Utilizing HALLEX I-2-5-74 Obtaining Earnings Record Information, the ALJ reached out to the FO, which produced a Report of Contact. The ALJ had sent my response to her first proffer to the FO. The FO agreed with my arguments.
There was further communication with the ALJ, the FO, and me on technical factors to clarify the allocation, which resulted in 2 more proffers and responses. The ALJ issued a fully favorable decision finding that there was a valid partnership agreement and the earnings for the unbarred years should be allocated equally between the claimant and her spouse. The ALJ found the claimant to have insured status.

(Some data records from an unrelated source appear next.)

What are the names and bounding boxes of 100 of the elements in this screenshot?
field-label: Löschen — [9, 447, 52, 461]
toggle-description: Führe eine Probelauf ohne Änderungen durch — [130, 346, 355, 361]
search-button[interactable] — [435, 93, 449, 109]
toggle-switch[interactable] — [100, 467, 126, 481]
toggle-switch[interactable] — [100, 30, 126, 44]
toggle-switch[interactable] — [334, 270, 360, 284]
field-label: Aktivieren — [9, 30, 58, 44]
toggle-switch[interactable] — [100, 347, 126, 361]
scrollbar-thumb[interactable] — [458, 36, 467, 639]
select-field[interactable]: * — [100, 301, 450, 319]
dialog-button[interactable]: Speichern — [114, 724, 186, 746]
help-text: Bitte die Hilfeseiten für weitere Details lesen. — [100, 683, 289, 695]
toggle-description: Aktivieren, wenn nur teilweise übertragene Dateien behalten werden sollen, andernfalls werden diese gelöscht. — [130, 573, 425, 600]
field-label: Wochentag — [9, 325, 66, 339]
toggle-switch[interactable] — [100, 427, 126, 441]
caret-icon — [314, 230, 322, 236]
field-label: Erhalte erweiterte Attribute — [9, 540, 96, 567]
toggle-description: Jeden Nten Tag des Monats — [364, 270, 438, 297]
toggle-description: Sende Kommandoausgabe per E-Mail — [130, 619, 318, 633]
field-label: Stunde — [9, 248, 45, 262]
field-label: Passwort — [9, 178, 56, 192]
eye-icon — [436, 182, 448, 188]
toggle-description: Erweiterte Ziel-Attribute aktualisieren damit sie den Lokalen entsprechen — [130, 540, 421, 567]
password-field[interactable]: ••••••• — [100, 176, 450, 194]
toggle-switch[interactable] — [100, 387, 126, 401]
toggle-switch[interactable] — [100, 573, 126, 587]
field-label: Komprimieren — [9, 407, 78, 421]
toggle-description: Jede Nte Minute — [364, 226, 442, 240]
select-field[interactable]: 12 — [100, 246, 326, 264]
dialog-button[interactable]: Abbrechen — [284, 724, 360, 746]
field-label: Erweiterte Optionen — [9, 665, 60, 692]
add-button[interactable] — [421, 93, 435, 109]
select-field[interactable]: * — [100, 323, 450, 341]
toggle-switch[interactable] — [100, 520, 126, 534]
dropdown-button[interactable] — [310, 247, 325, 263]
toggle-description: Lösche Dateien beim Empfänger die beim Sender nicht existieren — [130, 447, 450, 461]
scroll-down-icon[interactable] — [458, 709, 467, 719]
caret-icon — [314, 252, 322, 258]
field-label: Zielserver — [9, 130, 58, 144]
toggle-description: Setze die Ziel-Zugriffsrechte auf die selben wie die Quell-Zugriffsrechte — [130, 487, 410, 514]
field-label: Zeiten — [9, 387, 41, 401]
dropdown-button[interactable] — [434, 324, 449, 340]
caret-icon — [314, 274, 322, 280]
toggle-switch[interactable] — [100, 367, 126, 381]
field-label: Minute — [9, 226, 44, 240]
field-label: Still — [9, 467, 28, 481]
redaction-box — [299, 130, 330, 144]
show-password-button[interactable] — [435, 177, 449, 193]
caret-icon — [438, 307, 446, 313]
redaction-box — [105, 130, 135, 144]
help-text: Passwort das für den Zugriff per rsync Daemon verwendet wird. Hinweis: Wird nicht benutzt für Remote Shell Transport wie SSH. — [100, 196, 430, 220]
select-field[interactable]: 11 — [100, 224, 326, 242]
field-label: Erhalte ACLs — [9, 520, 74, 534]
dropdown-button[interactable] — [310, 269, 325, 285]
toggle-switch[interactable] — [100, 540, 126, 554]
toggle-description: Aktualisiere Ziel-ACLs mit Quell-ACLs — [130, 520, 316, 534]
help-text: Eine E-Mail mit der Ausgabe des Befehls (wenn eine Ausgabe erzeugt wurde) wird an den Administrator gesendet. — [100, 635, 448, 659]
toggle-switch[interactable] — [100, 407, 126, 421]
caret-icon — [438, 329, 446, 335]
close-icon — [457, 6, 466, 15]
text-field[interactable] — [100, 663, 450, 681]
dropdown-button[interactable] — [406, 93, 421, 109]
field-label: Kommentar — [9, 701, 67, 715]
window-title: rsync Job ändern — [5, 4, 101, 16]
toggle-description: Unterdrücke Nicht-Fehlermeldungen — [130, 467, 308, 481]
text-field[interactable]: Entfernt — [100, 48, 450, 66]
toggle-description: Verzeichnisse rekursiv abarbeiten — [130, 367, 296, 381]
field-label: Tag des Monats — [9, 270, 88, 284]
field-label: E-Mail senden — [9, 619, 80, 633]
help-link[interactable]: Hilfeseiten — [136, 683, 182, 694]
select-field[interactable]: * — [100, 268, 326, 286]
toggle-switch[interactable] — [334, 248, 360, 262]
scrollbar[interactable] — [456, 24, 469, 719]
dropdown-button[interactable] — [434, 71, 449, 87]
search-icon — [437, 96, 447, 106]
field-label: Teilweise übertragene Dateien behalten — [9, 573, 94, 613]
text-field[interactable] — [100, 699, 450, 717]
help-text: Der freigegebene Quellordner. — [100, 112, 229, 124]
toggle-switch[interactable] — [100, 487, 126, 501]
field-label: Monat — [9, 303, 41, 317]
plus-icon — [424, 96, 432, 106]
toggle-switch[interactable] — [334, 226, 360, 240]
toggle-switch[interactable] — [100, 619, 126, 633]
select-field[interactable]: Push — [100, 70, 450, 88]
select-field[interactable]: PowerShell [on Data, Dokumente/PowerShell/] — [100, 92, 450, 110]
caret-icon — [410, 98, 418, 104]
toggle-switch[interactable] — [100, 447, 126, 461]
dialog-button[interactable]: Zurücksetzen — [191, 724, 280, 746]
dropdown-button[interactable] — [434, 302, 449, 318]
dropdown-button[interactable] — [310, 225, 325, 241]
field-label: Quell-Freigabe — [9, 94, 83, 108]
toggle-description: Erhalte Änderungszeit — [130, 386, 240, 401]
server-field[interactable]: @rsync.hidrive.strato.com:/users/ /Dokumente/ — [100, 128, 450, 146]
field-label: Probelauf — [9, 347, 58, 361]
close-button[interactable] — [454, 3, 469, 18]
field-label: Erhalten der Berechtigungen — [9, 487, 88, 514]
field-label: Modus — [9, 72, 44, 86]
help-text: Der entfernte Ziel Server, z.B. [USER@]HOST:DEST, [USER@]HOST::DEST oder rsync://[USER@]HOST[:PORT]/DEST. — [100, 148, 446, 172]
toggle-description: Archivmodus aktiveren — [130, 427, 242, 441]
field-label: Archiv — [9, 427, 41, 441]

The claim was returned to the FO and then to DDS for development. The claim was approved at the initial level without further appeals being needed. My client and her spouse were immensely grateful. Waxing philosophically for the moment, it was another gratifying reinforcement of the work we representatives do for disabled individuals and for those of us of a certain age can continue to do even in the twilight of our careers.
I have made available various redacted documents I have alluded to in this article.
This is a guest column. The views expressed in this column are the views of the author alone, and do not represent the views of NOSSCR, NOSSCR’s leadership, or NOSSCR’s staff.